The patent office appealed to the 4th Circuit Court of Appeals, which upheld Brinkema's ruling. The appellate court said the patent office failed to prove that consumers think “booking.com” refers in general to online hotel reservation services.

The agency then asked the Supreme Court to invalidate that decision, arguing that awarding a trademark to a generic word plus “.com” would harm competition by allowing companies “to monopolize language.”

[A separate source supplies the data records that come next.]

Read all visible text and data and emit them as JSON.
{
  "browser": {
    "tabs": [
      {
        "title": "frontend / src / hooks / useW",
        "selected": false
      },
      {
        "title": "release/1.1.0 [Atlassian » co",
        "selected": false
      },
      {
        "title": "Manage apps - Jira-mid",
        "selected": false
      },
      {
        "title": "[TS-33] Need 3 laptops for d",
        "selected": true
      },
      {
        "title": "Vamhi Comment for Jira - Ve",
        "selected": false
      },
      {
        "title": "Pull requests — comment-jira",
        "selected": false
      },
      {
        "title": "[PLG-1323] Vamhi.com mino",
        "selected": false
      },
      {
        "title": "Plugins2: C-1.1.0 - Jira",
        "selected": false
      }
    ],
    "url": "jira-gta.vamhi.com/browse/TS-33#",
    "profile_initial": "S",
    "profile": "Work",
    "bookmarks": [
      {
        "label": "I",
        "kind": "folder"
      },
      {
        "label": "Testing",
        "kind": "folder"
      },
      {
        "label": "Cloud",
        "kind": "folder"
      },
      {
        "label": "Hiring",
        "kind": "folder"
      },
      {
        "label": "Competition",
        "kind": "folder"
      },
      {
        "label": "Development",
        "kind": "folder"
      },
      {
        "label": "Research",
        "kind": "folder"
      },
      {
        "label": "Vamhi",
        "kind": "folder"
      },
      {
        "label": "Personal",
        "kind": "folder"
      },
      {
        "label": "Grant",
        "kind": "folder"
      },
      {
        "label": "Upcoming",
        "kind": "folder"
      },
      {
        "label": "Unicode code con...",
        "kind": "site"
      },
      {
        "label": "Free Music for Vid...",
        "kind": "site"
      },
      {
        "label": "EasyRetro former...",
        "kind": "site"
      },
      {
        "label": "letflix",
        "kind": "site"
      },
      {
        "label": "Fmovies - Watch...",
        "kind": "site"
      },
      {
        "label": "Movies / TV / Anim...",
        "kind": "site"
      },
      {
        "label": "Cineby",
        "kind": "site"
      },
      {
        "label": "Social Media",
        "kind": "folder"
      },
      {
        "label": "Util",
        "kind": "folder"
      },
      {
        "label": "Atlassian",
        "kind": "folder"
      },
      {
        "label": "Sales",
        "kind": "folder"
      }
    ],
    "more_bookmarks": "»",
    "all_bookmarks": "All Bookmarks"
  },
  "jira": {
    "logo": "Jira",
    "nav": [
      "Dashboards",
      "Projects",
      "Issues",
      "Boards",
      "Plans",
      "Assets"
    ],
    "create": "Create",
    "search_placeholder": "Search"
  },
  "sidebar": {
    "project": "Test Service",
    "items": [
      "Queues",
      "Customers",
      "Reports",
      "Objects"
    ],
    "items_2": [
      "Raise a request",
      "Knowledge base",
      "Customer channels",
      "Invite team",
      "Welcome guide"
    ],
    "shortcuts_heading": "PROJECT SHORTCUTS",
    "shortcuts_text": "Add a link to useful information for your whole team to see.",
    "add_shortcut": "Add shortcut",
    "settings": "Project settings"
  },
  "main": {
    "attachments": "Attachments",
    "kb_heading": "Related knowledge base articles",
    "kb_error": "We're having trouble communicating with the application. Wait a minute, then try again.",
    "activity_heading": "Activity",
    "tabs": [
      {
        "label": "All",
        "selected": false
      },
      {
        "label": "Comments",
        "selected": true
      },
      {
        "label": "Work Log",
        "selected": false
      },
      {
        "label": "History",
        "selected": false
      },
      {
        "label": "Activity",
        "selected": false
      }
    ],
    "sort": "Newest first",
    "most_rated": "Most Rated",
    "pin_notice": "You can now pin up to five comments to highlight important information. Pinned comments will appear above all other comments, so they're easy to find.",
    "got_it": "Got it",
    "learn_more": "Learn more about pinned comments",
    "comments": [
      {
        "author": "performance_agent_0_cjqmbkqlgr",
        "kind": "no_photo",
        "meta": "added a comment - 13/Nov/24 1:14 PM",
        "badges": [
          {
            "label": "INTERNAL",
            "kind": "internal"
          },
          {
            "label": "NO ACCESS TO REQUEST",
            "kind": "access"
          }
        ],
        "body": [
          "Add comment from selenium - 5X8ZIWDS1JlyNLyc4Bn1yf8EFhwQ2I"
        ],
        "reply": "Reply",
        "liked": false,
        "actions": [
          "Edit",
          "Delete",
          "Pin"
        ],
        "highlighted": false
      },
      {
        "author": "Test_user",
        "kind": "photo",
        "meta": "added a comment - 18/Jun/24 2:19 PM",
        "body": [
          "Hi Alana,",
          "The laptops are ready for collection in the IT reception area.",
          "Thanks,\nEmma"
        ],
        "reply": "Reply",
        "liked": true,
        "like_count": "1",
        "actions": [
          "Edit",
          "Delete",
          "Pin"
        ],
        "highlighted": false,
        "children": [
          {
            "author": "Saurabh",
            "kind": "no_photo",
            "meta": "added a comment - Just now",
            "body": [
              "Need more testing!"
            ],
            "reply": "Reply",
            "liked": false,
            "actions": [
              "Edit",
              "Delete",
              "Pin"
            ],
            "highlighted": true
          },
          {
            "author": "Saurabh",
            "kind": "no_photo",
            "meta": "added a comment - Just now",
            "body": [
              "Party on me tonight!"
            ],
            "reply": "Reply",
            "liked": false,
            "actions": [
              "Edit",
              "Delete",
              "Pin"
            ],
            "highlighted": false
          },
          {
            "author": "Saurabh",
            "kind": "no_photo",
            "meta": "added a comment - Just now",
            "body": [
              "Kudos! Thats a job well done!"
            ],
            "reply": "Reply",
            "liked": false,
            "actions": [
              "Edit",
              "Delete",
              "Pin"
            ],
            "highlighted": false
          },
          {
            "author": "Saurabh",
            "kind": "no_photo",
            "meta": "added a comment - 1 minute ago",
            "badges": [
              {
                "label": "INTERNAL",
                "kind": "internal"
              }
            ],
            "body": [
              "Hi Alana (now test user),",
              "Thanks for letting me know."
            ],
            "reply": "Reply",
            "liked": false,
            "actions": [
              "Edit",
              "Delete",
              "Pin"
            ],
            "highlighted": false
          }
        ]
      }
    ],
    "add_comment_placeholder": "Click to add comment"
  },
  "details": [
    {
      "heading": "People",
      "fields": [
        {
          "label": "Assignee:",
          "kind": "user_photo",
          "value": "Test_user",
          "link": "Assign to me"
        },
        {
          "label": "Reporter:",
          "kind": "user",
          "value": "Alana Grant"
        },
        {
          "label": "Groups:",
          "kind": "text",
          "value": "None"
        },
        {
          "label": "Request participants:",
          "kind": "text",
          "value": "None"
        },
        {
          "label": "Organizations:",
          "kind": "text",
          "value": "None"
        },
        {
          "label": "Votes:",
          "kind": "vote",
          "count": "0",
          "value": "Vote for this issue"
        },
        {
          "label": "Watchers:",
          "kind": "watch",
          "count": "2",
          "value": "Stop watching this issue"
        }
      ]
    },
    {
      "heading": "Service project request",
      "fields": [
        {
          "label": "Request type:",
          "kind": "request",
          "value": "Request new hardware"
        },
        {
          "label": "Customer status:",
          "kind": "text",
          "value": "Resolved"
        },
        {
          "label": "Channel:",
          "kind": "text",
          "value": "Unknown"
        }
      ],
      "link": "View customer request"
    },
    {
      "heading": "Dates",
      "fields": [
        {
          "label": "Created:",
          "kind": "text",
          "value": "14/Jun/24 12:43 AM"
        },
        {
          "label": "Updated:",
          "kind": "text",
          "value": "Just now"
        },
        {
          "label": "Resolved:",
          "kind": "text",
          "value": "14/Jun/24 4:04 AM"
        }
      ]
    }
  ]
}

The Supreme Court Tuesday rejected that argument, noting that the agency had itself approved some generic dot-com trademarks in the past -- such as for Art.com and Dating.com

“Whether 'Booking.com' is generic turns on whether that term, taken as a whole, signifies to consumers the class of online hotel-reservation services,” Ginsburg wrote. “Thus, if 'Booking.com' were generic, we might expect consumers to understand Travelocity -- another such service -- to be a 'Booking.com.' We might similarly expect that a consumer, searching for a trusted source of online hotel-reservation services, could ask a frequent traveler to name her favorite 'Booking.com' provider.”

Ginsburg also noted that adding “.com” to a generic term can create an association with a particular website, given that “only one entity can occupy a particular Internet domain name at a time.”

She added: “Consumers could understand a given 'generic.com' term to describe the corresponding website or to identify the website’s proprietor.”

Justice Stephen Breyer dissented from the ruling.

“I fear that to­day’s decision will lead to a proliferation of 'generic.com' marks, granting their owners a monopoly over a zone of use­ful, easy-to-remember domains,” he wrote. “This result would tend to inhibit, rather than to promote, free competition in online commerce.”